Laser ablation of solid substrates in a water-confined environment

S. Zhu, Y. F. Lu, M. H. Hong

Research output: Contribution to journalArticle

116 Citations (Scopus)

Abstract

Laser ablation of Si under a water surface has been investigated. The laser used is a KrF excimer laser, which has a wavelength of 248 nm and a pulse duration of 23 ns. It is found that the laser ablation rate of Si varies with the thickness of the water layer above the Si substrates. The laser ablation rate is the most highly enhanced with a water layer of 1.1 mm. It is assumed that the plasma generated in the water confinement regime with an optimal water layer thickness induces the strongest pressure. This high-pressure, high-temperature plasma results in the highest ablation rate.
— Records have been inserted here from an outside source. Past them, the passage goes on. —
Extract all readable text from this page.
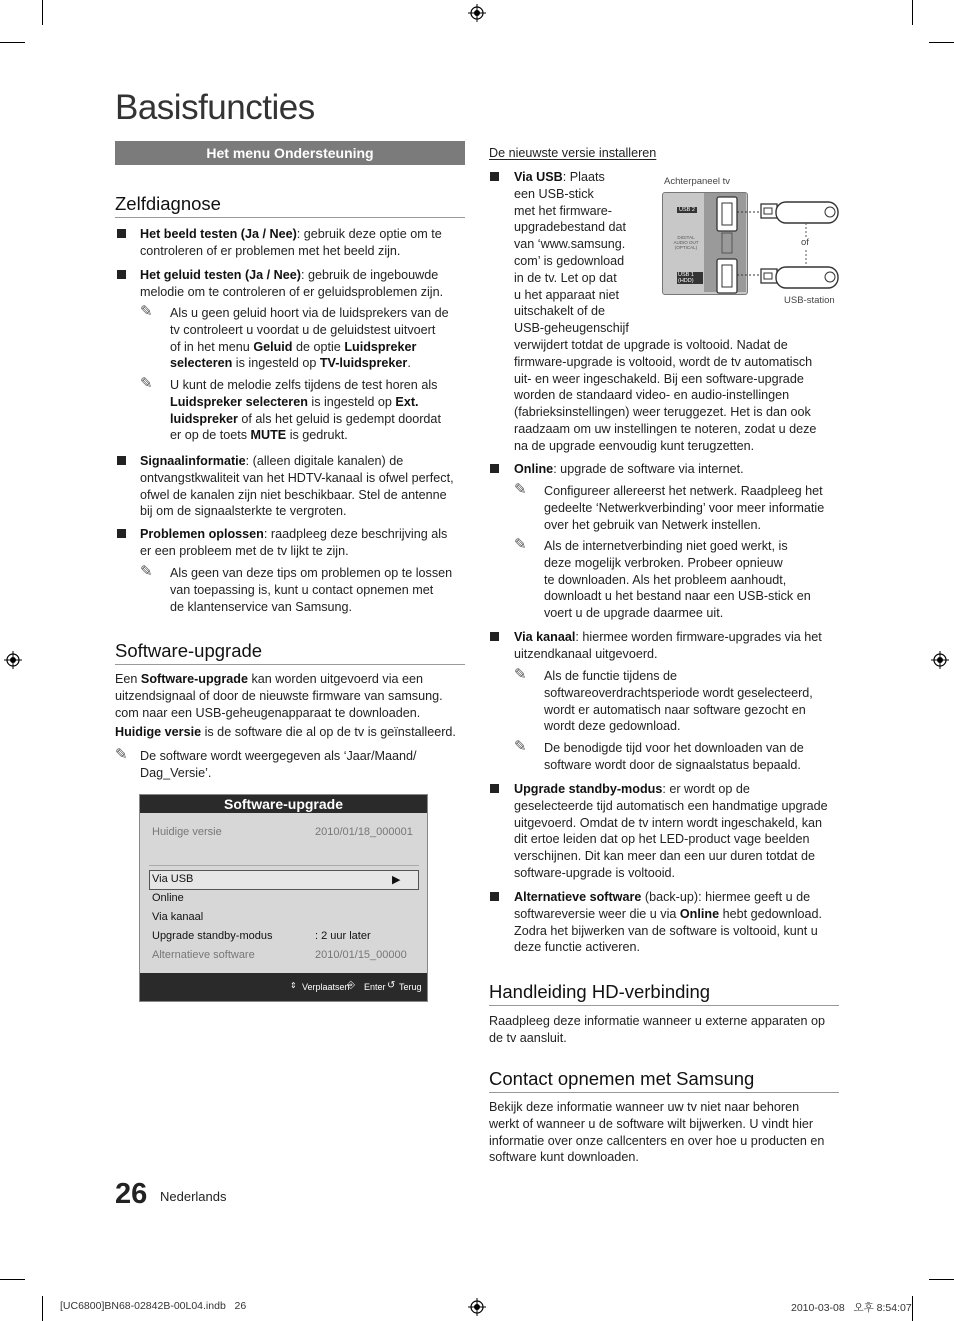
Basisfuncties
Het menu Ondersteuning
Zelfdiagnose
Het beeld testen (Ja / Nee): gebruik deze optie om te
controleren of er problemen met het beeld zijn.
Het geluid testen (Ja / Nee): gebruik de ingebouwde
melodie om te controleren of er geluidsproblemen zijn.
✎ Als u geen geluid hoort via de luidsprekers van de
tv controleert u voordat u de geluidstest uitvoert
of in het menu Geluid de optie Luidspreker
selecteren is ingesteld op TV-luidspreker.
✎ U kunt de melodie zelfs tijdens de test horen als
Luidspreker selecteren is ingesteld op Ext.
luidspreker of als het geluid is gedempt doordat
er op de toets MUTE is gedrukt.
Signaalinformatie: (alleen digitale kanalen) de
ontvangstkwaliteit van het HDTV-kanaal is ofwel perfect,
ofwel de kanalen zijn niet beschikbaar. Stel de antenne
bij om de signaalsterkte te vergroten.
Problemen oplossen: raadpleeg deze beschrijving als
er een probleem met de tv lijkt te zijn.
✎ Als geen van deze tips om problemen op te lossen
van toepassing is, kunt u contact opnemen met
de klantenservice van Samsung.
Software-upgrade
Een Software-upgrade kan worden uitgevoerd via een
uitzendsignaal of door de nieuwste firmware van samsung.
com naar een USB-geheugenapparaat te downloaden.
Huidige versie is de software die al op de tv is geïnstalleerd.
✎ De software wordt weergegeven als ‘Jaar/Maand/
Dag_Versie’.
Software-upgrade
Huidige versie	2010/01/18_000001
Via USB	▶
Online
Via kanaal
Upgrade standby-modus	: 2 uur later
Alternatieve software	2010/01/15_00000
⇕ Verplaatsen
⎆ Enter ↺ Terug
26 Nederlands
De nieuwste versie installeren
Via USB: Plaats
een USB-stick
met het firmware-
upgradebestand dat
van ‘www.samsung.
com’ is gedownload
in de tv. Let op dat
u het apparaat niet
uitschakelt of de
USB-geheugenschijf
verwijdert totdat de upgrade is voltooid. Nadat de
firmware-upgrade is voltooid, wordt de tv automatisch
uit- en weer ingeschakeld. Bij een software-upgrade
worden de standaard video- en audio-instellingen
(fabrieksinstellingen) weer teruggezet. Het is dan ook
raadzaam om uw instellingen te noteren, zodat u deze
na de upgrade eenvoudig kunt terugzetten.
Achterpaneel tv
USB 2
DIGITAL AUDIO OUT (OPTICAL)
USB 1 (HDD)
of
USB-station
Online: upgrade de software via internet.
✎ Configureer allereerst het netwerk. Raadpleeg het
gedeelte ‘Netwerkverbinding’ voor meer informatie
over het gebruik van Netwerk instellen.
✎ Als de internetverbinding niet goed werkt, is
deze mogelijk verbroken. Probeer opnieuw
te downloaden. Als het probleem aanhoudt,
downloadt u het bestand naar een USB-stick en
voert u de upgrade daarmee uit.
Via kanaal: hiermee worden firmware-upgrades via het
uitzendkanaal uitgevoerd.
✎ Als de functie tijdens de
softwareoverdrachtsperiode wordt geselecteerd,
wordt er automatisch naar software gezocht en
wordt deze gedownload.
✎ De benodigde tijd voor het downloaden van de
software wordt door de signaalstatus bepaald.
Upgrade standby-modus: er wordt op de
geselecteerde tijd automatisch een handmatige upgrade
uitgevoerd. Omdat de tv intern wordt ingeschakeld, kan
dit ertoe leiden dat op het LED-product vage beelden
verschijnen. Dit kan meer dan een uur duren totdat de
software-upgrade is voltooid.
Alternatieve software (back-up): hiermee geeft u de
softwareversie weer die u via Online hebt gedownload.
Zodra het bijwerken van de software is voltooid, kunt u
deze functie activeren.
Handleiding HD-verbinding
Raadpleeg deze informatie wanneer u externe apparaten op
de tv aansluit.
Contact opnemen met Samsung
Bekijk deze informatie wanneer uw tv niet naar behoren
werkt of wanneer u de software wilt bijwerken. U vindt hier
informatie over onze callcenters en over hoe u producten en
software kunt downloaden.
[UC6800]BN68-02842B-00L04.indb   26	2010-03-08   오후 8:54:07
A wide-band microphone is used to detect the audible acoustic wave generated during the laser ablation. The amplitude of the acoustic wave is closely related to the ablation rate. It is found that the first peak-to-peak amplitude of the acoustic wave is the strongest when the water layer thickness is 1.1 mm above the substrate. Fast Fourier transform analysis of the wave forms shows that there are several frequency components included in the acoustic waves. The dominant frequency component decreases from 10.6 to 3.5 kHz as the water layer thickness varies from 1 to 2.2 mm. Diagnostics of the acoustic wave emission can be used to find the optimal water layer thickness to enhance the laser ablation rate. With proper calibration, acoustic-wave detection can be used as a real-time monitoring of the laser ablation.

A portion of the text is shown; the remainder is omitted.